Last week Grace turned seven. Seven! Seven is starting to feel like a big number, like a big grown-up girl, like she is emerging from the world of being a little kid into graceful girlhood. She is our full-of-grace Grace.
Rob was away in Haiti for her actual birthday on Wednesday, as well as her birthday party on Friday. We missed him but we managed to have a fun time celebrating anyway, and then we had yet another birthday celebration the day he got back when she opened her presents and we had one more round of cake and singing. We had her birthday party this year at one of those indoor bounce house places and invited friends from school and church and just around town.
I do so love a fun invitation. I love beautiful cards and lovely paper products and invitations and such; these were designed by a helpful, nice seller on Etsy and then I had them printed on postcards. We did a pretty big party this year (again? I seem to keep throwing these giant birthday parties) because it seems like a good age to still have big, inclusive parties with both boys and girls, and also because it didn't change how much the party was going to cost to invite a ton of kids. I imagine we will be shifting toward more intimate parties as she gets bigger and more immersed in her own social world, but I was full of joy this year to see her run around with a gaggle of friends of every type.
I feel a lot of shifting in what it means to be Grace's mother, and even writing about her here feels like something new to navigate. This post on Grace's birthday is my 300th blog post and writing here feels different now than it did when she was a baby. I've seen other mothers who write online say they aren't going to share as much about their children as they get older, and I will admit that I didn't quite get it and maybe rolled my eyes. I am starting to feel the same thing, though; it becomes more obvious with every passing day that Grace is her own person and her story is all her own, not mine.
Who she is today is less wrapped up in who we are together as a mama/little-person pair.
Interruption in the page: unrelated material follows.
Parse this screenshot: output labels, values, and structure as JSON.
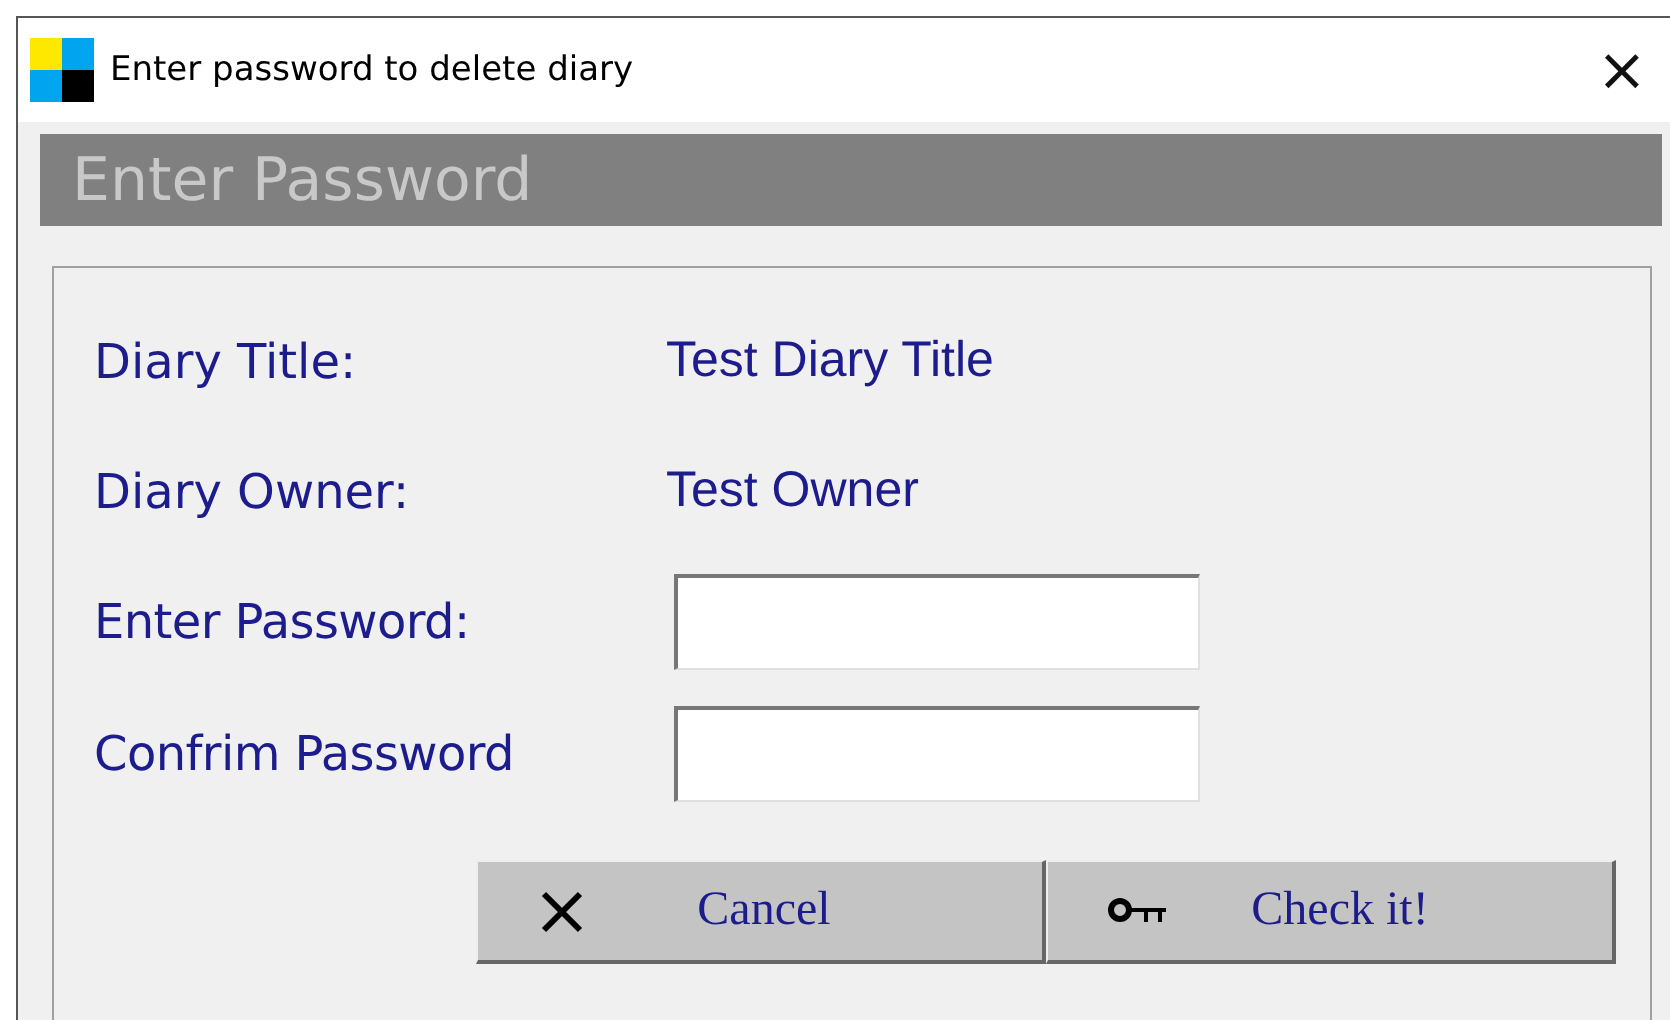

We made each other in a very real way, she shaping me no less than I have shaped her, but she is striking out in the world, a world that I think should be staggered by how empathetic and smart and beautiful and amazing she is. Her usual partners for walking to and from school happened to all be unavailable one day this week so we decided she could walk home by herself (well, actually, with the mass of other children walking home along the same streets, but by herself in that none of them were charged specifically with walking with her). She has her own voice and her own future and her own hopes, and I am so happy to get to be here in the thick of who she is becoming.
Thursday, February 21, 2013
Tuesday, February 5, 2013
Sending Someone
We are getting ready for Rob to leave on Saturday for Haiti. He'll be gone for 10 days and will spend his time doing medical training for local medical staff. I am excited for him to go, but of course there is the specter of extended solo parenting. He'll be gone for both Grace's actual birthday and her birthday party next Friday, as well as Valentine's Day, so you can see how I'm really suffering for the gospel here.
There is a city in Haiti called Gonaives, and there is a slum in a trash dump outside Gonaives called Jubilee. We have a friend (who we went to church with here in Salt Lake) who moved to Jubilee about a year ago. Her name is Grace and she is a nurse; in Salt Lake, she worked as a pediatric neurology nurse at the children's hospital and now she runs a primary care clinic in Jubilee. The clinic is part of a holistic effort in Jubilee to transform the community that includes a school for children, a trade school for adults, clean water, and so forth. Our church here is involved in a long-term relationship with Gonaives and Jubilee and this year a handful of people are going on this trip to do medical training and otherwise serve the people there in various ways, the local Haitians and the Americans who live there full-time. Grace and another nurse work at the clinic along with a handful of local nursing assistants; they are the ones who Rob and the other medical people from Salt Lake are going to be training. If you're interested in seeing what life is like is Jubilee, you can read Grace's blog; if you're interested in keeping up with the group Rob will be traveling with, they are going to update this blog while they are away.
Rob has gotten vaccines and sprayed his clothes with anti-mosquito stuff to fend off malaria while I have pondered how exactly I am going to take a shower while he is gone. (Ideas? I seriously cannot wait until Lewis will sit still and watch TV for 20 minutes while I get ready.) Rob has put together training on the immune system and pediatric development and so forth while I have pondered catching up on Downton Abbey while he is away. Rob is packing shorts and T-shirts and it will more than likely snow while he is gone. He will eat Haitian spaghetti and I will make vast quantities of macaroni & cheese for the kids. He is going and we are sending.